In contrast to the results reported by Cuerva-Mons et al. and Rimola et al., Gonwa et al. found no difference in graft and patient survival at up to 5 years in non-HRS OLT recipients with different levels of pretransplant renal dysfunction.19 In a large retrospective study, the same group of investigators demonstrated that patients who developed ARF requiring renal replacement therapy (RRT) postoperatively, regardless of the treatment modality, had a significantly lower 1-year survival rate compared with those who were started on RRT preoperatively (41% vs. 73.6%, respectively, P = 0.03).33 Further analysis revealed that mortality was highest among patients who developed acute renal failure requiring postoperative continuous venovenous hemodialysis. The 90-day mortality for those who required hemodialysis both pre- and post-OLT vs. those who required continuous venovenous hemodialysis both pre- and post- vs. those who required only continuous venovenous hemodialysis postoperatively were 25% vs. 27.7% vs. 50%, respectively (P = not significant between groups). Sepsis, primary graft nonfunction, and hepatic artery thrombosis were commonly observed in patients who developed postoperative ARF requiring RRT.
Fraley et al. have previously shown that both pre- and post-OLT ARF were associated with an increased mortality. When ARF was stratified by pre- vs. post-OLT and by subgroups who required hemodialysis vs. CRRT vs. no dialysis, highest mortality rates were seen among patients with postoperative ARF requiring CRRT (primarily in the form of continuous venovenous hemodialysis), a finding similar to that of Gonwa et al. (mortality in ARF pre-OLT: no dialysis vs. HD vs. CRRT: 0% vs. 10% vs. 44%, respectively, compared with ARF post-OLT: 15% vs. 22% vs. 67%, respectively). The authors further demonstrated that the number of comorbid conditions, most notably sepsis, encephalopathy, respiratory failure, and disseminated intravascular coagulation correlated best with a worse outcome.34
An association between postoperative acute renal failure requiring RRT and increased morbidity and mortality was also demonstrated by Gainza et al.35 In their series consisting of 259 consecutive liver transplantation performed in 251 patients, 4 of whom underwent combined liver-kidney transplantation, the mortality rate of patients requiring RRT was 52.1%, compared with 6.77% of that of the total population studied (P < 0.00001). A higher Child-Turcotte-Pugh score and previous renal insufficiency were identified as strong risk factors for the development of postoperative acute renal failure. Other risk factors included the use of calcineurin inhibitors, sepsis, liver dysfunction, and nephrotoxic antimicrobials, among others.

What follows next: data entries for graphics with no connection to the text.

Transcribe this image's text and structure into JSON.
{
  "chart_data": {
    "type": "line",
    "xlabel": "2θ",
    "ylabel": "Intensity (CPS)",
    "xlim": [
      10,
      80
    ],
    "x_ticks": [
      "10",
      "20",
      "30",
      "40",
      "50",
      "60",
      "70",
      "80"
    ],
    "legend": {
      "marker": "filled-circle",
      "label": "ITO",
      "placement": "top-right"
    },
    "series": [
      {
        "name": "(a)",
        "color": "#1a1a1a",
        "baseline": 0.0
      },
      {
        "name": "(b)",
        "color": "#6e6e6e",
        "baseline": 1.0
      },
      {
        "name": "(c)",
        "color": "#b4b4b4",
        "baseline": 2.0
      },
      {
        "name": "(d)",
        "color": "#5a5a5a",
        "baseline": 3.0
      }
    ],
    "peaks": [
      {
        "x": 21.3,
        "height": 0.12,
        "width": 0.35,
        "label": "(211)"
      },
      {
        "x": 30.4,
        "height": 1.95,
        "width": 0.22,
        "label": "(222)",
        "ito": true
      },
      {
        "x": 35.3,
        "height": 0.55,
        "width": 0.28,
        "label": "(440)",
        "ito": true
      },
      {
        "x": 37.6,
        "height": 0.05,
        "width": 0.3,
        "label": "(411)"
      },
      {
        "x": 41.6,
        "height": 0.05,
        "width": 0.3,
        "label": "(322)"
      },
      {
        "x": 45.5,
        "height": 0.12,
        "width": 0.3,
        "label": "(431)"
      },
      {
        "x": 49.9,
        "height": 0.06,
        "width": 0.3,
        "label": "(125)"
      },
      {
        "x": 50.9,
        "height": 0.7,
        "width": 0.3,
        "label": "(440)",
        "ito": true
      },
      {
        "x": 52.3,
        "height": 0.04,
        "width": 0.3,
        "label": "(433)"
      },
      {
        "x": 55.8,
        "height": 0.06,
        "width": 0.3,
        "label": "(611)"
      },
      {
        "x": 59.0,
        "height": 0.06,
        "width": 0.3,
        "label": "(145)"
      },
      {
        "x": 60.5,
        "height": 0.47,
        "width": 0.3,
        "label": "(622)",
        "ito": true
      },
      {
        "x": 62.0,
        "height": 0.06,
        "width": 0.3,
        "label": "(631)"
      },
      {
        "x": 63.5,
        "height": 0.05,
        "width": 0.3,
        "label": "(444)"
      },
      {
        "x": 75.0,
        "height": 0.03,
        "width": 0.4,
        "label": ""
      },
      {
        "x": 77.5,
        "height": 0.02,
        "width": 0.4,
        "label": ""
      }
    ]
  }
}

In conclusion, although the literature on the impact of renal insufficiency and patient and allograft survival are inconsistent, the commonly identified factors predicting a worse outcome appear to be renal failure associated with sepsis and/or renal failure requiring RRT particularly among those who required CRRT(commonly performed because of hemodynamic instability associated with sepsis as a major comorbid condition) in the postoperative period.